— В Сантьяго мы, конечно, застанем — вашего, — чуть ли не впервые начал по собственной инициативе разговор флегматический Петр Петрович.
— Коли не там, то где же, — поддержал я, глядя в светлые дали. — А что, на Сьерра-Маэстре так и нигде нет снега?
— Нет, — серьезно улыбнулся Альдо. — Я снег впервые видел в Москве: когда учился русскому языку, — повторился он.
— А Кордильеры? Вы не были на Континенте — в
— Для нас Латинская Америка — вроде Московской области, — скрыто-самолюбиво усмехнулся флегматический Петр Петрович. — Между тем это именно континент и огромный морской бассейн. Не обязательно каждый местный должен побывать везде. Вы, например, были в Монголии? А ведь это Евразия — та самая, где и мы живем.
— Я был в Венесуэле, — простодушно-серьезно сказал Альдо: прямо отвечая на вопрос и не думая о том, что одним нечаянным ударом разбивает эту концепцию Петра Петровича.
— А я был в Монголии, — злорадно улыбнулся я.
Петр Петрович помолчал, улыбаясь.
— Вот как, — только и сказал он.
— Наполис, ты видел снег? — по-испански спросил Альдо.
— Снег? Близко не видел, — спокойно отвечал шофер, легко покрутывая баранку и как бы задумчиво глядя на дорогу.
— Ну, традиционная тема, — снова улыбаясь, опять подкузьмил Петр Петрович. — Снег и тропики.
— Да, традиционная, — отвечал я, глядя вперед на сияющее небо и торжественные светлые, зеленые холмы-горы.
Во время нашей езды Куба не жила по принципу «солнце — дождь»; было солнце.
— Сантьяго-де-Куба, — пышно сказал Альдо, воздевая руку с вытянутым пальцем и подаваясь за ней, за своей рукой в длинном голубом рукаве, всем большим телом.

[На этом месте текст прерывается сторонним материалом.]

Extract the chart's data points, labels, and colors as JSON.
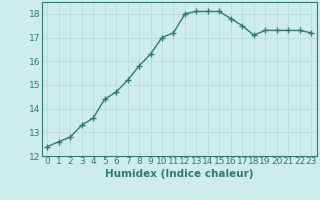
{
  "x": [
    0,
    1,
    2,
    3,
    4,
    5,
    6,
    7,
    8,
    9,
    10,
    11,
    12,
    13,
    14,
    15,
    16,
    17,
    18,
    19,
    20,
    21,
    22,
    23
  ],
  "y": [
    12.4,
    12.6,
    12.8,
    13.3,
    13.6,
    14.4,
    14.7,
    15.2,
    15.8,
    16.3,
    17.0,
    17.2,
    18.0,
    18.1,
    18.1,
    18.1,
    17.8,
    17.5,
    17.1,
    17.3,
    17.3,
    17.3,
    17.3,
    17.2
  ],
  "line_color": "#2e7d6e",
  "marker": "+",
  "markersize": 4,
  "markeredgewidth": 1.0,
  "linewidth": 1.0,
  "bg_color": "#cdecea",
  "grid_color": "#b8d8d5",
  "xlabel": "Humidex (Indice chaleur)",
  "xlabel_fontsize": 7.5,
  "tick_fontsize": 6.5,
  "ylim": [
    12,
    18.5
  ],
  "xlim": [
    -0.5,
    23.5
  ],
  "yticks": [
    12,
    13,
    14,
    15,
    16,
    17,
    18
  ],
  "xtick_labels": [
    "0",
    "1",
    "2",
    "3",
    "4",
    "5",
    "6",
    "7",
    "8",
    "9",
    "10",
    "11",
    "12",
    "13",
    "14",
    "15",
    "16",
    "17",
    "18",
    "19",
    "20",
    "21",
    "22",
    "23"
  ]
}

Рука указывала вперед и вправо.
Там возникли плотно собранные четкие кубики с красными, серыми и иными верхами; разворачивались огромная,
Вновь море!
Капельно-ртутно искрящиеся, узко-хвостатые кометы молочно-слепящей дымки плавно менялись местами, не отрываясь друг от друга; сквозь ртутное серебро все равно смотрелось то синее, то голубое; особое чувство неслыханного простора вставало, когда ты видел это, — не имеющее вех.
— Да, это Сантьяго, — буднично-гордо сказал Петр Петрович: так и болея за «свое» — латиноамериканское.

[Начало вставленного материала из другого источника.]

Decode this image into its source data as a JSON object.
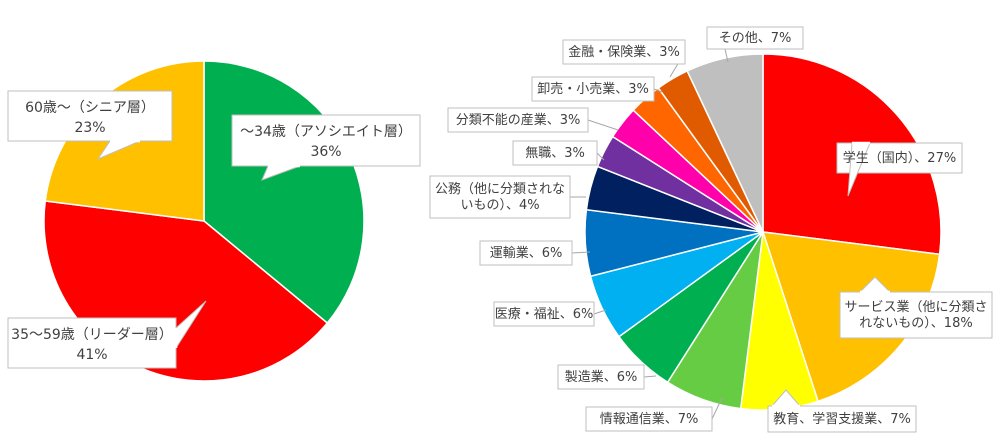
{
  "chart_data": [
    {
      "type": "pie",
      "start": "top",
      "direction": "clockwise",
      "slices": [
        {
          "label": "～34歳（アソシエイト層）",
          "value_text": "36%",
          "value": 36,
          "color": "#00b050"
        },
        {
          "label": "35～59歳（リーダー層）",
          "value_text": "41%",
          "value": 41,
          "color": "#ff0000"
        },
        {
          "label": "60歳～（シニア層）",
          "value_text": "23%",
          "value": 23,
          "color": "#ffc000"
        }
      ]
    },
    {
      "type": "pie",
      "start": "top",
      "direction": "clockwise",
      "slices": [
        {
          "label": "学生（国内）、27%",
          "value": 27,
          "color": "#ff0000"
        },
        {
          "label": "サービス業（他に分類されないもの）、18%",
          "value": 18,
          "color": "#ffc000"
        },
        {
          "label": "教育、学習支援業、7%",
          "value": 7,
          "color": "#ffff00"
        },
        {
          "label": "情報通信業、7%",
          "value": 7,
          "color": "#66cc44"
        },
        {
          "label": "製造業、6%",
          "value": 6,
          "color": "#00b050"
        },
        {
          "label": "医療・福祉、6%",
          "value": 6,
          "color": "#00b0f0"
        },
        {
          "label": "運輸業、6%",
          "value": 6,
          "color": "#0070c0"
        },
        {
          "label": "公務（他に分類されないもの）、4%",
          "value": 4,
          "color": "#002060"
        },
        {
          "label": "無職、3%",
          "value": 3,
          "color": "#7030a0"
        },
        {
          "label": "分類不能の産業、3%",
          "value": 3,
          "color": "#ff00aa"
        },
        {
          "label": "卸売・小売業、3%",
          "value": 3,
          "color": "#ff6600"
        },
        {
          "label": "金融・保険業、3%",
          "value": 3,
          "color": "#e05a00"
        },
        {
          "label": "その他、7%",
          "value": 7,
          "color": "#bfbfbf"
        }
      ]
    }
  ]
}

— Sí, Santiago, — сказал шофер.
Мы помолчали.
Я вглядывался в испанский, кубинский, латиноамериканский город, возникший на этом пути моем.

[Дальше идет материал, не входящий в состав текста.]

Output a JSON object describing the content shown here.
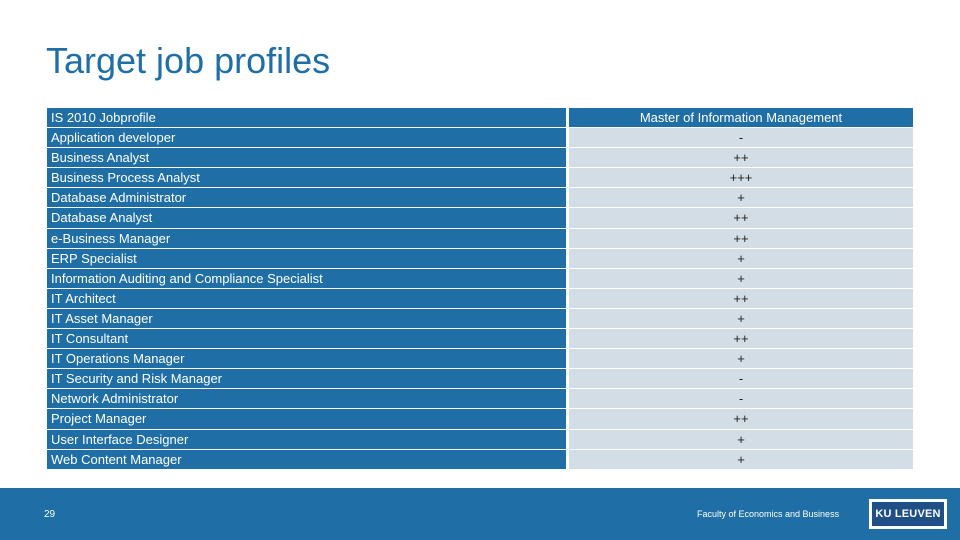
{
  "slide": {
    "title": "Target job profiles",
    "page_number": "29",
    "faculty": "Faculty of Economics and Business",
    "logo_text": "KU LEUVEN"
  },
  "table": {
    "headers": [
      "IS 2010 Jobprofile",
      "Master of Information Management"
    ],
    "rows": [
      {
        "profile": "Application developer",
        "rating": "-"
      },
      {
        "profile": "Business Analyst",
        "rating": "++"
      },
      {
        "profile": "Business Process Analyst",
        "rating": "+++"
      },
      {
        "profile": "Database Administrator",
        "rating": "+"
      },
      {
        "profile": "Database Analyst",
        "rating": "++"
      },
      {
        "profile": "e-Business Manager",
        "rating": "++"
      },
      {
        "profile": "ERP Specialist",
        "rating": "+"
      },
      {
        "profile": "Information Auditing and Compliance Specialist",
        "rating": "+"
      },
      {
        "profile": "IT Architect",
        "rating": "++"
      },
      {
        "profile": "IT Asset Manager",
        "rating": "+"
      },
      {
        "profile": "IT Consultant",
        "rating": "++"
      },
      {
        "profile": "IT Operations Manager",
        "rating": "+"
      },
      {
        "profile": "IT Security and Risk Manager",
        "rating": "-"
      },
      {
        "profile": "Network Administrator",
        "rating": "-"
      },
      {
        "profile": "Project Manager",
        "rating": "++"
      },
      {
        "profile": "User Interface Designer",
        "rating": "+"
      },
      {
        "profile": "Web Content Manager",
        "rating": "+"
      }
    ]
  },
  "colors": {
    "brand_blue": "#1f6fa6",
    "cell_light": "#d3dde6",
    "logo_dark": "#1f4f86"
  }
}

Я не буду говорить обо всех деталях поездки — до и после Сантьяго; о Куба! я не решил, будучи с тобою, загадки, поставленной этой поездкой; я знаю, знаю — далее «ничего особенного», хотя было много втайне странного и чудного; это, последнее, оно касалось не тебя, о сама Куба; ты живешь, остров и природа — предел природы; и страна — и «старая испанская архитектура»; ты живешь; хмурится желтый и черный «лесной человек» в раскидистом зоопарке; и сидит он, Будда, и курит трубку, и гладит подругу; и, обломав тонкий конец ветки длинными, черными в морщинах, черно-бурыми на солнце, студенисто-резкими — как бы дрожащими пальцами, подтягивает сквозь решетку недоброшенное съестное и отправляет за кожистую, вороненой коричневатой сталью округло блестящую щеку в ее обрамлении из огненных косм; плавают твои акулы — серо-сизые тяжелые глыбы с просто рыбьими хвостами — быстрые у берега, медленные в бассейне Музея Моря; стоит
Извечный простор и море?..
Мы стояли в помещении сахарного завода и рассуждали.
Перед глазами еще светлели плантации живого, кипучего тростника — высокого, ярко-зеленого, — издали похожего на мощную кукурузу; сафра — сафра на Кубе почти всегда — несколько раз в год; а тут, на заводе, мы уж видели горы, горы тугих, мучительных, резких обрубков наискось (внутри блекло белое) тростника буро-желтого — убранного, свезенного; а вон она, сыпучая пирамида сахара — сахара, что белее сахара, и все еще дышит свежим берегом моря; но вращаются колеса, работают блоки, трансмиссии, и пытает себя не умолкающее железо; и темно, и пахнет тавотом, машинным маслом, дегтем, огнем, углем, дымом, сталью и напряжением всей скрежещущей, темной жизни металла; и видно в ворота небо лазурное — голубое, белое; и видно и желто-белое, и зеленое: праздник, прямая жизнь; и невольный спор… спор, не спор.